Hiter Harris: Middle Market M&A is Back

H. Hiter Harris knows a lot about the middle market. He co-founded Harris Williams & Co., a leading middle market investment bank, in 1991. In 2005, PNC acquired Harris Williams but the Richmond, Va.-based IB has remained true to its middle market roots, advising on transactions valued at $1 billion or less.

This year, Harris Williams is seeing a boom in deals. The IB expects to advise on 70 transactions this year, up 40% from 2009. Harris, an MD with the firm, spoke to me by phone about the middle market and deals.

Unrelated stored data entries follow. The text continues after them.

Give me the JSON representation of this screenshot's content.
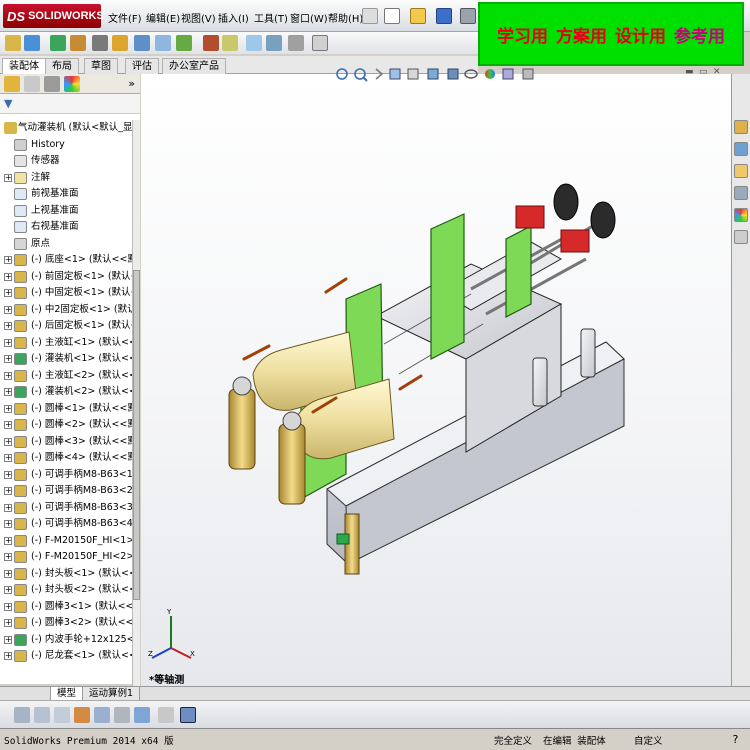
{
  "app": {
    "brand": "SOLIDWORKS"
  },
  "menu": [
    {
      "label": "文件(F)"
    },
    {
      "label": "编辑(E)"
    },
    {
      "label": "视图(V)"
    },
    {
      "label": "插入(I)"
    },
    {
      "label": "工具(T)"
    },
    {
      "label": "窗口(W)"
    },
    {
      "label": "帮助(H)"
    }
  ],
  "banner": {
    "items": [
      "学习用",
      "方案用",
      "设计用",
      "参考用"
    ]
  },
  "command_tabs": [
    {
      "label": "装配体"
    },
    {
      "label": "布局"
    },
    {
      "label": "草图"
    },
    {
      "label": "评估"
    },
    {
      "label": "办公室产品"
    }
  ],
  "tree": {
    "root": "气动灌装机 (默认<默认_显示",
    "rows": [
      {
        "label": "History",
        "expand": false,
        "icon": "history-icon"
      },
      {
        "label": "传感器",
        "expand": false,
        "icon": "sensor-icon"
      },
      {
        "label": "注解",
        "expand": true,
        "icon": "annotation-icon"
      },
      {
        "label": "前视基准面",
        "expand": false,
        "icon": "plane-icon"
      },
      {
        "label": "上视基准面",
        "expand": false,
        "icon": "plane-icon"
      },
      {
        "label": "右视基准面",
        "expand": false,
        "icon": "plane-icon"
      },
      {
        "label": "原点",
        "expand": false,
        "icon": "origin-icon"
      },
      {
        "label": "(-) 底座<1> (默认<<默认",
        "expand": true,
        "icon": "part-icon"
      },
      {
        "label": "(-) 前固定板<1> (默认<<",
        "expand": true,
        "icon": "part-icon"
      },
      {
        "label": "(-) 中固定板<1> (默认<<",
        "expand": true,
        "icon": "part-icon"
      },
      {
        "label": "(-) 中2固定板<1> (默认<",
        "expand": true,
        "icon": "part-icon"
      },
      {
        "label": "(-) 后固定板<1> (默认<<",
        "expand": true,
        "icon": "part-icon"
      },
      {
        "label": "(-) 主液缸<1> (默认<<默",
        "expand": true,
        "icon": "part-icon"
      },
      {
        "label": "(-) 灌装机<1> (默认<<默",
        "expand": true,
        "icon": "subassembly-icon"
      },
      {
        "label": "(-) 主液缸<2> (默认<<默",
        "expand": true,
        "icon": "part-icon"
      },
      {
        "label": "(-) 灌装机<2> (默认<<默",
        "expand": true,
        "icon": "subassembly-icon"
      },
      {
        "label": "(-) 圆棒<1> (默认<<默",
        "expand": true,
        "icon": "part-icon"
      },
      {
        "label": "(-) 圆棒<2> (默认<<默",
        "expand": true,
        "icon": "part-icon"
      },
      {
        "label": "(-) 圆棒<3> (默认<<默",
        "expand": true,
        "icon": "part-icon"
      },
      {
        "label": "(-) 圆棒<4> (默认<<默",
        "expand": true,
        "icon": "part-icon"
      },
      {
        "label": "(-) 可调手柄M8-B63<1>",
        "expand": true,
        "icon": "part-icon"
      },
      {
        "label": "(-) 可调手柄M8-B63<2> (",
        "expand": true,
        "icon": "part-icon"
      },
      {
        "label": "(-) 可调手柄M8-B63<3> (",
        "expand": true,
        "icon": "part-icon"
      },
      {
        "label": "(-) 可调手柄M8-B63<4> (",
        "expand": true,
        "icon": "part-icon"
      },
      {
        "label": "(-) F-M20150F_HI<1> (默",
        "expand": true,
        "icon": "part-icon"
      },
      {
        "label": "(-) F-M20150F_HI<2> (默",
        "expand": true,
        "icon": "part-icon"
      },
      {
        "label": "(-) 封头板<1> (默认<<默",
        "expand": true,
        "icon": "part-icon"
      },
      {
        "label": "(-) 封头板<2> (默认<<默",
        "expand": true,
        "icon": "part-icon"
      },
      {
        "label": "(-) 圆棒3<1> (默认<<默认",
        "expand": true,
        "icon": "part-icon"
      },
      {
        "label": "(-) 圆棒3<2> (默认<<默认",
        "expand": true,
        "icon": "part-icon"
      },
      {
        "label": "(-) 内波手轮+12x125<1> (",
        "expand": true,
        "icon": "subassembly-icon"
      },
      {
        "label": "(-) 尼龙套<1> (默认<<默",
        "expand": true,
        "icon": "part-icon"
      }
    ]
  },
  "viewport": {
    "view_label": "*等轴测"
  },
  "bottom_tabs": [
    {
      "label": "模型"
    },
    {
      "label": "运动算例1"
    }
  ],
  "status": {
    "product": "SolidWorks Premium 2014 x64 版",
    "under_defined": "完全定义",
    "editing": "在编辑 装配体",
    "custom": "自定义"
  },
  "colors": {
    "banner_bg": "#00e000",
    "banner_text": "#e60012",
    "plate_green": "#7ed957",
    "handle_orange": "#e86a1a",
    "cylinder_cream": "#f3e7a9"
  }
}
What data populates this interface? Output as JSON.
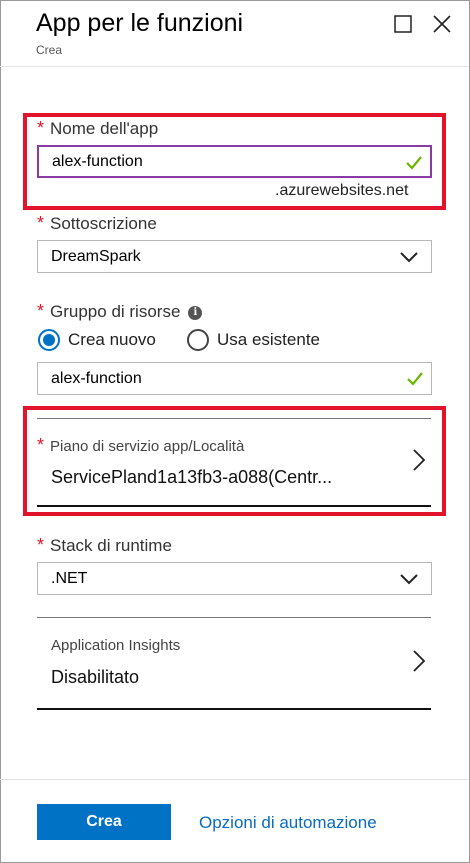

  1. We saw a lot of deals late this year in anticipation of changes to the Bush-era tax cuts. These will now be extended. Do you think we’ll still have many deals in 2011? Yes, there is no doubt that some of the deals getting done were tied to possible changes in December. For us, December will be a record month in [terms] of the number of closings. It’s been a busy year. But tax changes only funnel deal flow into this year. It didn’t change someone from not being seller into being  seller. We are seeing a resurgence in mid-market deals. I think this will continue in 2011. It could be that, in early in 2011, we see a slight drop off in deal flow simply because everyone was working to get deals done by December.
  2. How are the debt markets doing? Right now in the middle market it’s going quite well. Liquidity and the number of participants have increased steadily through the year. We’re having no problems with middle market deals getting financed, and we think this will continue into 2011. Lenders have a fair amount of capital to get out. We’ve read how debt markets for bigger deals and small, private companies are at low supply, but in the middle market it’s at a solid level. It’s not back to where it was three years ago. But it doesn’t need to be. To have a thriving M&A market, you don’t need the debt market to be as extended as it was three years ago. You just need it to be vibrant and robust.
  3. What sectors do you think will be particularly active in 2011? Healthcare. I would put energy and power in there. And technology. Keep in mind those three categories are not mutually exclusive. An energy company like a smart grid company has a tech bent to it, as do healthcare IT companies. There is an awful lot of crossover. I would add consumer to that. A lot of people think consumer and residential real estate is lagging, but the consumer world is a lot more stable than people are giving it credit. It’s a very stable part of the market right now. We are seeing a lot of consumer deals.
  4. Are multiples back up from where they were during the crash? Multiples are surprisingly good. They’re not back to the level of three years ago but they’re not falling off. One of the dynamics of the cycle is that multiples didn’t drop. The volume of deals was very low and multiple measurement was difficult to [gauge]. Now that the market has picked up again, multiples have been very healthy again. Maybe half a turn from the top of cycle three years ago. One thing driving that is the pent up demand and supply for deals from corporations and private equity groups. Corporations have statistically more cash than they’ve ever had in their history. PE groups also have more cash than they’ve ever had in their history…There’ s a whole lot of dry powder. On the supply side, if you were interested in selling in 2008 or 2009, you were probably hesitant. You probably held off. In 2010, we saw some of that pent-up demand and supply meeting each other and that’s keeping multiples at sustainable levels.
  5. Can you give us some idea what the specific multiples are? Multiples really depend on the industry. Some at 7-8x while others are at 10 to 12x.
  6. I’ve been hearing that some deals are busted because of unrealistic sales expectations. Are you seeing this? No. We really haven’t. We’ve heard of some deals being busted because of due diligence. But we haven’t seen it for unrealistic pricing expectations.
  7. Do you think the IPO market is coming back to life? As the public stock market comes back, usually the IPO market experiences positive trends as well. [IPOs] have been down for so long that they’re due for a nice rebound, and I think we will see that. But the world has changed and you need to be a much larger company today to thrive in the IPO world than 10 to 15 years ago. It’s largely a phenomena for companies larger than the middle market. Some people will say a company needs to have $500 million in value…But to get good trading and an analyst following you need a market cap of $1 billion or $2 billion. Sometimes we see some smaller companies going public and they realize their float–the amount of stock traded on the open market–is not very much. They see it’s hard to get research analysts to follow them and they don’t get the valuations they expect. And they realize that they should be sold to unlock the value and we end up selling them. You need to be of a size to get attention of the market to get valuation you think you deserve.
  8. There have been a lot dividend recaps this year. Will we see more in 2011? We’ll see some more. That will follow the same path of the general M&A market. With debt markets being good and strong, and the growth of these companies continuing to improve, if owners don’t want to sell their companies, then taking a dividend recap is a viable alternative.
  9. What are you reading now? I’m reading a “Blue Ocean Strategy” by Chan Kim and Renee Mauborgne. It’s a really neat book about how to think differently about structures in very competitive industries.
  10. Any big predictions for 2011? I think more strength. The public market will continue to improve, the private markets will continue to improve. It’s not a hockey stick, nothing dramatic. Just that everything will continue to improve.